Tending and Herding


Gifted by Mitch Black
Gathered by Nancy Small and Aubrey Edwards
Buffalo, May 2025

Mitch first started herding sheep in 1971 in Star Valley. Here, he shares some sheepherding anecdotes from tending and herding in the high country- you just gotta go.

Aubrey: What if someone didn't know anything about sheepherding in Wyoming, what might be a story you would share? 

Mitch: Well, that was me in 1971. I worked on a sheep ranch in Star Valley, which is the very western part of the state, south of Jackson Hole. That's what I always say because everybody seems to know where Jackson Hole is. And we were lambing, shed lambing, cabin, all that. Anyway, I got involved with that work. And it was springtime, early spring, and by the time that job was getting over, they were talking about needing somebody to go to the mountains with the sheep. And that was right down my alley, because I had spent all my life in the mountains before that. Every spare moment. But usually a foot this whole time we were going horseback. And so I did that. Did that answer that question?

How would you do it? Yeah, just go. Just go. There's not much, there’s not a lot to sheepherding. You got to be able to handle horses, usually, because you usually have a horse, but they usually give you gentle horses, but some of them aren't gentle. Yeah, just gotta go. 

I had people with me every summer that didn't know anything about it, Just like I had gone and I went with a guy, a herder I was in Wyoming, in most places, if it's a remote part of the world and you're herding on open range—which means there's no fences —you're out there all the time. And the Forest Service, if you're on a Forest Service lease, which most people are in the summer in Wyoming, if they go to the high country at all, requires two people, because it's dangerous. You can get hurt really easy, and if you have nobody else to help you you can die up there. 

So anyway, they have a camp tender and a herder. So when I went, I was the camp tender because I didn't know anything about it. And the herder, after two years, well, after about a year of being in the mountains, I realized he didn't know anything about herding.

A lot of ranchers, they get a herder anywhere they can. I had a friend, a sheep man, who told me he would go in the bar in Kemmerer, Wyoming and find the drunkest, drunkest guy that was still sitting on a stool and drag him out. And he said “They make the best sheep herders you'll ever find.” And there's a little bit of truth to that.

But anyway, yeah, this guy was from New Mexico, and they just thought Oh, he’s from New Mexico, and he knows how to herd sheep. So they hired him. Well, he didn't know anything about herding sheep. 

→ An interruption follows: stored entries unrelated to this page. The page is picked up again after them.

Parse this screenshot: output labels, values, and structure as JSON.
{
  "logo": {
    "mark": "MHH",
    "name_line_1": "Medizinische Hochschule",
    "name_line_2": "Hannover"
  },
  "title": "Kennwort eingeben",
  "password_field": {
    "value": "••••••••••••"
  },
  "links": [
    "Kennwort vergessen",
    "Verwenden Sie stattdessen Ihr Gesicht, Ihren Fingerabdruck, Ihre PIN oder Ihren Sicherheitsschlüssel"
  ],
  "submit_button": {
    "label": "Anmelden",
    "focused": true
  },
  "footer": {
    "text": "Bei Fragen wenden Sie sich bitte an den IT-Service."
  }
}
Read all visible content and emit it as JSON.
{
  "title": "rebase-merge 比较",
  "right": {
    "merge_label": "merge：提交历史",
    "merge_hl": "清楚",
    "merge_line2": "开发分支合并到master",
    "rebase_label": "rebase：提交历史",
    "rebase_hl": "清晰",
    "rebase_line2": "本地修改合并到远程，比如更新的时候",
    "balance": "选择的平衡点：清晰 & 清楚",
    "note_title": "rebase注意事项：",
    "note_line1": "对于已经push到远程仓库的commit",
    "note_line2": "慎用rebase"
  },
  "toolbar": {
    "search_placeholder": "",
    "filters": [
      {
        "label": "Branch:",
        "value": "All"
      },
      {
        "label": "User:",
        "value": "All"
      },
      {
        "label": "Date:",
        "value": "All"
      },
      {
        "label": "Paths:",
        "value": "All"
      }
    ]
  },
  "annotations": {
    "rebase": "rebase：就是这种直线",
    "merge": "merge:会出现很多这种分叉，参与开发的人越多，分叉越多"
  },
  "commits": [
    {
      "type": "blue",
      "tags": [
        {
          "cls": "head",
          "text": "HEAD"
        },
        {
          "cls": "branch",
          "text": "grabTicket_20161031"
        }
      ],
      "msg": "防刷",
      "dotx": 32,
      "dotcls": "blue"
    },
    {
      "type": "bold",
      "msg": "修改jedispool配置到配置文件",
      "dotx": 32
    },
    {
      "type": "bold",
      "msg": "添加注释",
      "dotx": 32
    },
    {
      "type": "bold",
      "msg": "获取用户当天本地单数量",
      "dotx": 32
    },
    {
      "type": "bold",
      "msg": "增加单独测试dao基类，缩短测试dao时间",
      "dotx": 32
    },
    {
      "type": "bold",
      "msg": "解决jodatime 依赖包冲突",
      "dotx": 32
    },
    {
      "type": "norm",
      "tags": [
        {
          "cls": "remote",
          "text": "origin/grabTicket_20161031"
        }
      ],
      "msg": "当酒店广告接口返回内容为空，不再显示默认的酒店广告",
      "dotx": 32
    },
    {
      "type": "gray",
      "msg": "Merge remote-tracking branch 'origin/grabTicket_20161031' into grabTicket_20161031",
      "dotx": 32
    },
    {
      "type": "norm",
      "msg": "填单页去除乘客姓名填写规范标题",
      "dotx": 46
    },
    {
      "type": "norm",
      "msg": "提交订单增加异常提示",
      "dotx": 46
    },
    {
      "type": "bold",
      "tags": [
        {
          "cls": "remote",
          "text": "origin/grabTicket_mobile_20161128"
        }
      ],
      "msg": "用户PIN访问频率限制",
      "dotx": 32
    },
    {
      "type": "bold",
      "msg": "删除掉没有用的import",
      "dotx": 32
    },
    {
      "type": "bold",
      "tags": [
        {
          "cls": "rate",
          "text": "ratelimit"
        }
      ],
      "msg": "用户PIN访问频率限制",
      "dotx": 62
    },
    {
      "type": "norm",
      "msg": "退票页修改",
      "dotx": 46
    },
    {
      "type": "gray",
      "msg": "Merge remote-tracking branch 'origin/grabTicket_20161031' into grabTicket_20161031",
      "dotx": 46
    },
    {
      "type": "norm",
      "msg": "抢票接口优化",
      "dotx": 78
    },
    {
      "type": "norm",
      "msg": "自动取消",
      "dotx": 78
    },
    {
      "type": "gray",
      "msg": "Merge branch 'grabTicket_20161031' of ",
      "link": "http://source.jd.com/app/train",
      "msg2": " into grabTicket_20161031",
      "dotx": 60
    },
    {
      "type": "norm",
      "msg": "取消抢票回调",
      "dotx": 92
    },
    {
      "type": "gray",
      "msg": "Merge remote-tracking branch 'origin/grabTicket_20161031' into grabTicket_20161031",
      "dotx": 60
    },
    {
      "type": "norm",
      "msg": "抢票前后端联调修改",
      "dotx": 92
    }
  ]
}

And I learned because I could get on a really high mountain and take my binoculars, and I could see a long ways away a Basque outfit from another part down the road from where we lived, it turned out. I didn't know it then, I could hear the sheep. And I watched those guys. That's how you herd sheep. It's just the opposite of the way the guy I'm working with is herding sheep.

Then it turned out that he liked to hang around camp because somebody might come by, you know, riding by. He really was lonesome, and I wasn't at all. So we switched jobs. He stayed in camp and watched the horses and cooked, and I stayed out with the sheep.

Note: The transcript above has been condensed from its original audio recording to improve the flow and readability of the story.